🤖 AI Summary
General-purpose large language models (LLMs) lack domain-specific expertise in composite materials processing and manufacturing equipment operation. Method: We developed two vertical-domain LLM systems integrating GPT-4 architecture with industry-specific knowledge bases, employing domain-adaptive fine-tuning and retrieval-augmented generation (RAG).

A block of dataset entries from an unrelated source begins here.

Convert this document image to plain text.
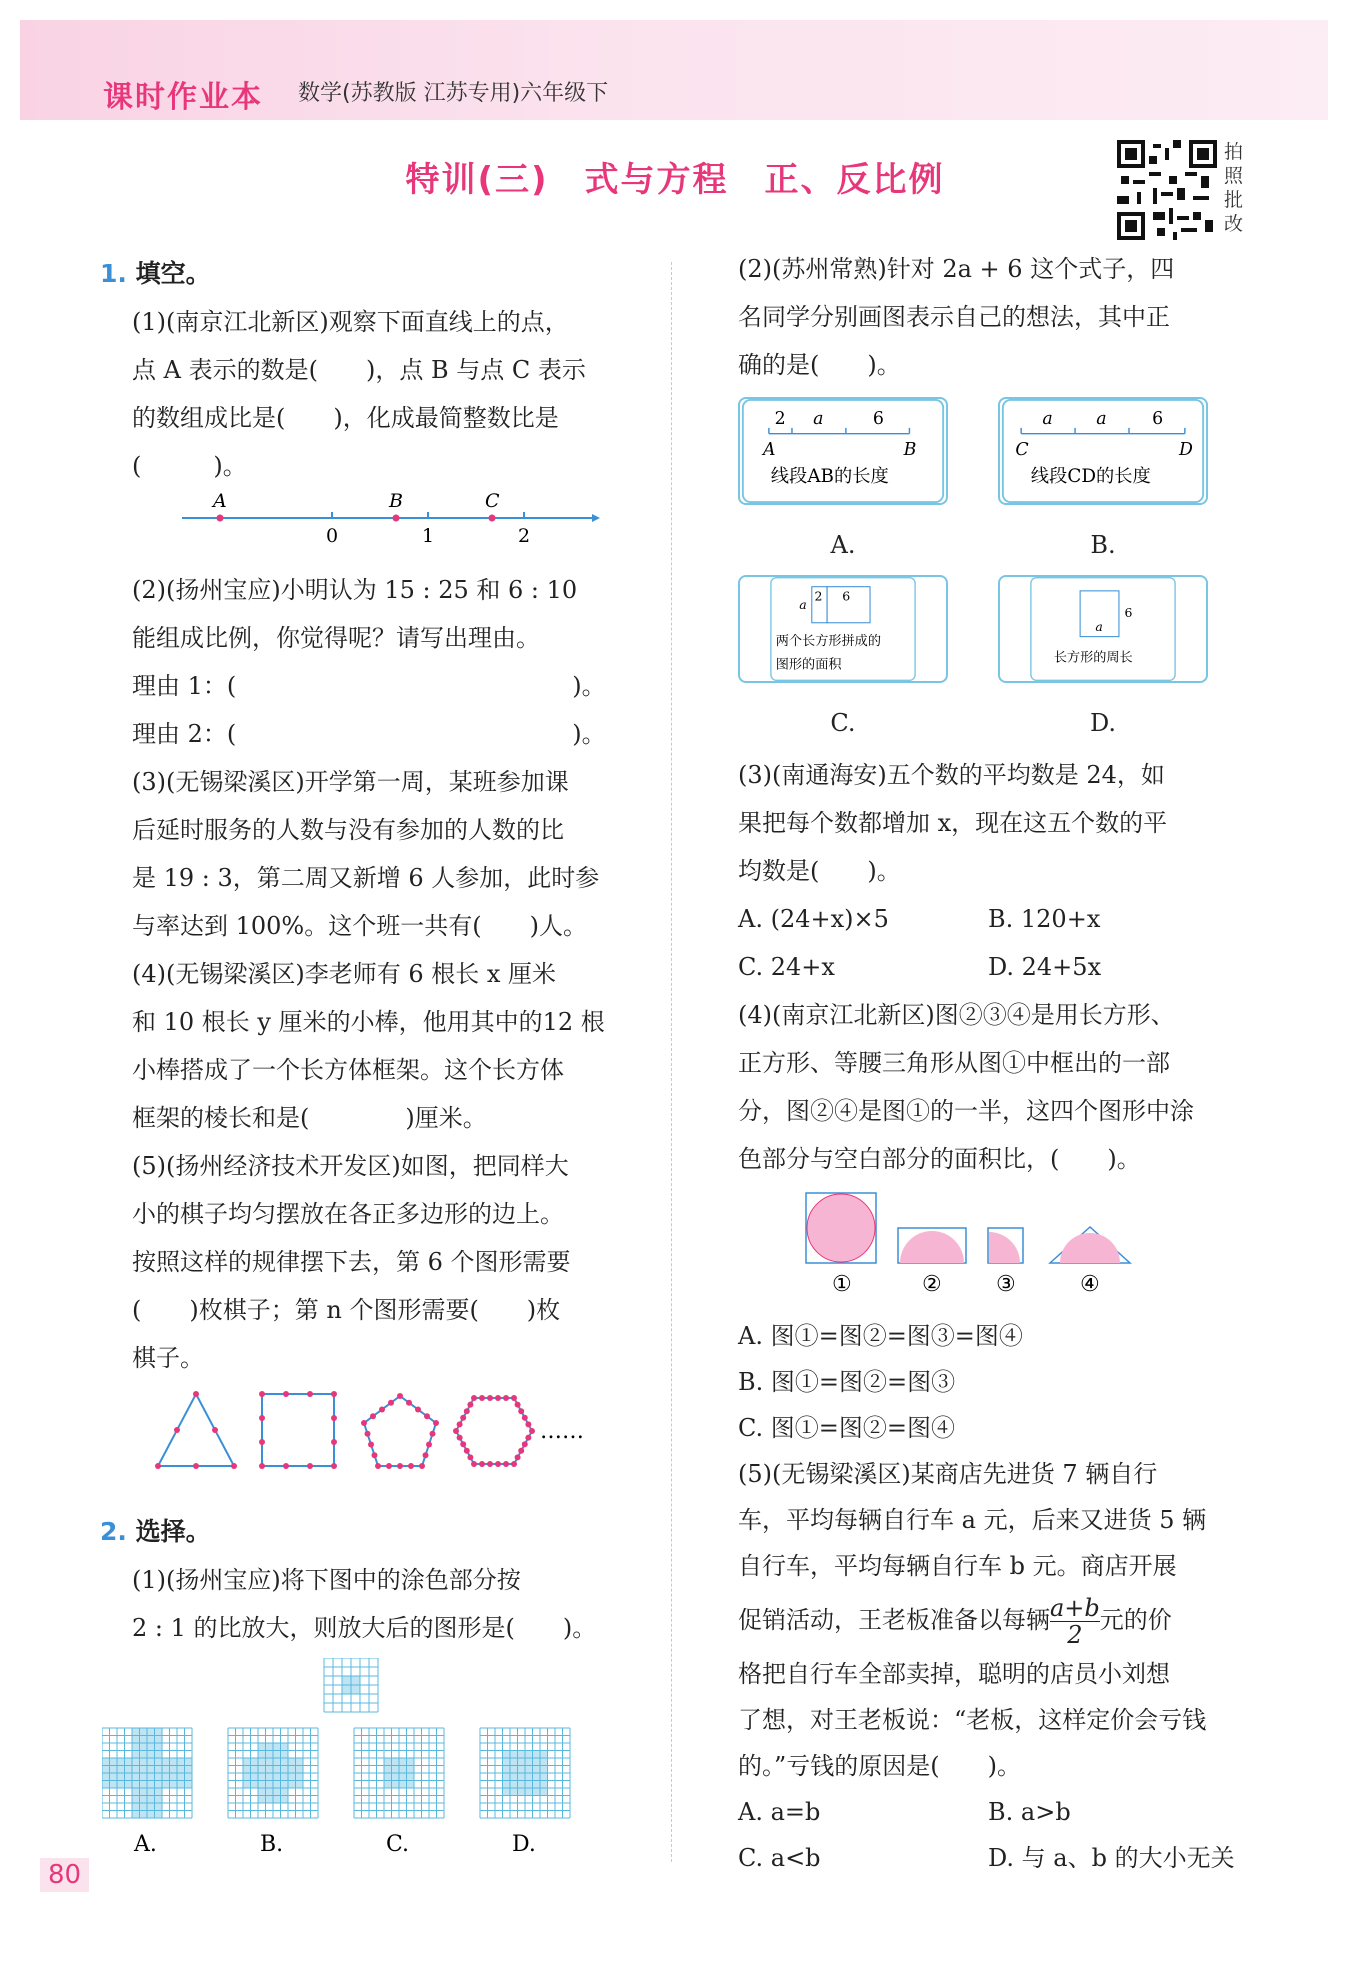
课时作业本 数学(苏教版 江苏专用)六年级下
特训(三)　式与方程　正、反比例
拍照批改

1. 填空。

(1)(南京江北新区)观察下面直线上的点，

点 A 表示的数是(　　)，点 B 与点 C 表示

的数组成比是(　　)，化成最简整数比是

(　　　)。

A	B	C
0	1	2

(2)(扬州宝应)小明认为 15 : 25 和 6 : 10

能组成比例，你觉得呢？请写出理由。

理由 1：(　　　　　　　　　　　　　　)。

理由 2：(　　　　　　　　　　　　　　)。

(3)(无锡梁溪区)开学第一周，某班参加课

后延时服务的人数与没有参加的人数的比

是 19 : 3，第二周又新增 6 人参加，此时参

与率达到 100%。这个班一共有(　　)人。

(4)(无锡梁溪区)李老师有 6 根长 x 厘米

和 10 根长 y 厘米的小棒，他用其中的12 根

小棒搭成了一个长方体框架。这个长方体

框架的棱长和是(　　　　)厘米。

(5)(扬州经济技术开发区)如图，把同样大

小的棋子均匀摆放在各正多边形的边上。

按照这样的规律摆下去，第 6 个图形需要

(　　)枚棋子；第 n 个图形需要(　　)枚

棋子。

……

2. 选择。

(1)(扬州宝应)将下图中的涂色部分按

2 : 1 的比放大，则放大后的图形是(　　)。

A.	B.	C.	D.

(2)(苏州常熟)针对 2a + 6 这个式子，四

名同学分别画图表示自己的想法，其中正

确的是(　　)。

2 a	6
A	B
线段AB的长度
A.
a a	6
C	D
线段CD的长度
B.
a
2 6
两个长方形拼成的
图形的面积
C.
a
6
长方形的周长
D.

(3)(南通海安)五个数的平均数是 24，如

果把每个数都增加 x，现在这五个数的平

均数是(　　)。

A. (24+x)×5	B. 120+x
C. 24+x	D. 24+5x

(4)(南京江北新区)图②③④是用长方形、

正方形、等腰三角形从图①中框出的一部

分，图②④是图①的一半，这四个图形中涂

色部分与空白部分的面积比，(　　)。

①	② ③	④

A. 图①=图②=图③=图④

B. 图①=图②=图③

C. 图①=图②=图④

(5)(无锡梁溪区)某商店先进货 7 辆自行

车，平均每辆自行车 a 元，后来又进货 5 辆

自行车，平均每辆自行车 b 元。商店开展

促销活动，王老板准备以每辆 $\frac{a+b}{2}$ 元的价

格把自行车全部卖掉，聪明的店员小刘想

了想，对王老板说：“老板，这样定价会亏钱

的。”亏钱的原因是(　　)。

A. a=b	B. a>b
C. a<b	D. 与 a、b 的大小无关
80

Automated evaluation used ROUGE and BERTScore; human evaluation involved domain experts. Contribution/Results: Our models match or exceed GPT-4o on automated metrics; expert feedback confirms significantly improved answer specificity, depth, and technical query responsiveness. This work presents the first structured modeling of end-to-end operational knowledge in composite manufacturing and its specialized LLM deployment—establishing a reusable technical pathway and empirical benchmark for industrial AI adoption.
📝 Abstract
Engineering educational curriculum and standards cover many material and manufacturing options. However, engineers and designers are often unfamiliar with certain composite materials or manufacturing techniques. Large language models (LLMs) could potentially bridge the gap. Their capacity to store and retrieve data from large databases provides them with a breadth of knowledge across disciplines. However, their generalized knowledge base can lack targeted, industry-specific knowledge. To this end, we present two LLM-based applications based on the GPT-4 architecture: (1) The Composites Guide: a system that provides expert knowledge on composites material and connects users with research and industry professionals who can provide additional support and (2) The Equipment Assistant: a system that provides guidance for manufacturing tool operation and material characterization. By combining the knowledge of general AI models with industry-specific knowledge, both applications are intended to provide more meaningful information for engineers. In this paper, we discuss the development of the applications and evaluate it through a benchmark and two informal user studies. The benchmark analysis uses the Rouge and Bertscore metrics to evaluate our model performance against GPT-4o. The results show that GPT-4o and the proposed models perform similarly or better on the ROUGE and BERTScore metrics. The two user studies supplement this quantitative evaluation by asking experts to provide qualitative and open-ended feedback about our model performance on a set of domain-specific questions. The results of both studies highlight a potential for more detailed and specific responses with the Composites Guide and the Equipment Assistant.